Encuentro una parvada de clérigos parados entre los escombros. Es un patético montón de concreto barato y bloques amarillos con algunos espejos y tapetes apenas visibles debajo de las ruinas. Se le había usado como escuela religiosa y más tarde algún genio decidió colgar un letrero que anunciaba que sería una oficina de las Brigadas Badr, la milicia del SCRII. Así pues, la guerra Irán-Irak -otro de los grandes pecados de Saddam- sigue cobrando víctimas.
En busca de un respiro me dirijo al mercado de libros en el que las personas cultas de Bagdad escudriñan hileras de volúmenes empolvados y algunos hasta malolientes, desplegados sobre cartones tendidos sobre pavimentos lodosos. En ese mercado se puede comprar de todo: exégesis del Corán, carteles del mártir Hussein, La guerra y la paz en ruso, obras de la actriz y escritora inglesa Joan Collins en edición de bolsillo, novelas de espías de John Le Carré; Nicholas Nickleby, de Dickens, en edición original de Penguin, la filosofía de C. M. Joad, incluso una colección de discursos de Stalin en 12 volúmenes, preparada por el Partido Comunista de Gran Bretaña.

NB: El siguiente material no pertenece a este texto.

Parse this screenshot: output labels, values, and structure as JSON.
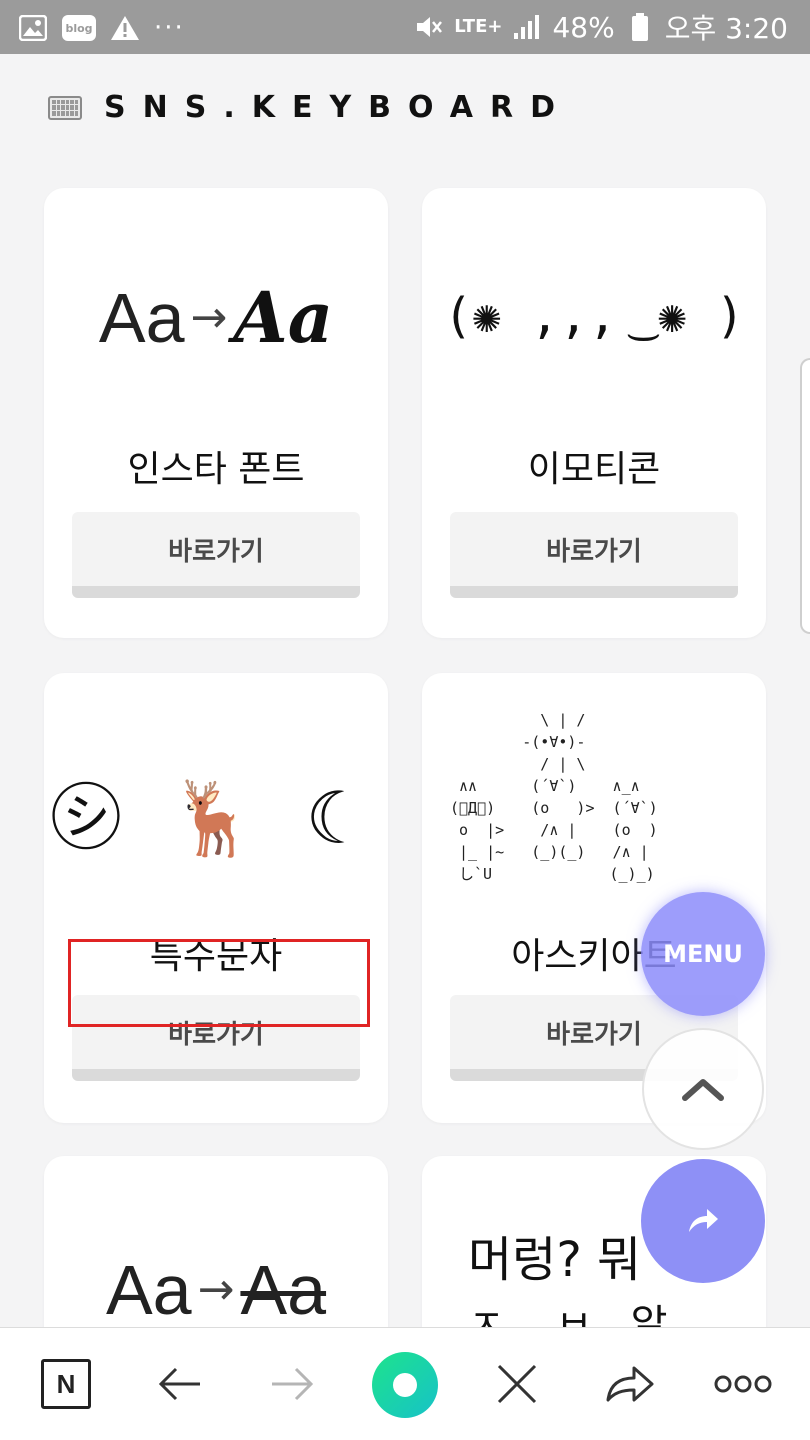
{
  "status_bar": {
    "battery": "48%",
    "time": "오후 3:20",
    "network": "LTE+",
    "dots": "···"
  },
  "header": {
    "title": "SNS.KEYBOARD"
  },
  "cards": [
    {
      "title": "인스타 폰트",
      "button": "바로가기",
      "demo_from": "Aa",
      "demo_arrow": "→",
      "demo_to": "Aa"
    },
    {
      "title": "이모티콘",
      "button": "바로가기",
      "art": "(✺ ,,, ͜ ✺ )"
    },
    {
      "title": "특수문자",
      "button": "바로가기",
      "art": "㋛ 🦌 ☾"
    },
    {
      "title": "아스키아트",
      "button": "바로가기"
    },
    {
      "demo_from": "Aa",
      "demo_arrow": "→",
      "demo_to": "Aa"
    },
    {
      "art_line1": "머렁? 뭐",
      "art_line2": "ㅈ... ㅂ...알..."
    }
  ],
  "fab": {
    "menu_label": "MENU"
  },
  "toolbar": {
    "naver_label": "N"
  },
  "colors": {
    "status_bar": "#9b9b9b",
    "fab_menu": "#8c8cfa",
    "fab_share": "#8e90f6",
    "highlight": "#e02424",
    "green_start": "#1de38c",
    "green_end": "#17c2c8"
  }
}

Pero la cara que me sale sonriendo burlonamente al paso es la de Saddam Hussein. Libros de exiliados, prohibidos durante mucho tiempo; nuevos libros escritos en árabe por antiguos burócratas -Yo fui doble de Saddam es mi favorito-, hasta un ejemplar pirata de Saddam, de un tal Patrick Cockburn* . Pero la verdadera atracción son los volúmenes de la era de Hussein, el montón de pretenciosas e intrascendentes ediciones que alguna vez producía el Ministerio de Información.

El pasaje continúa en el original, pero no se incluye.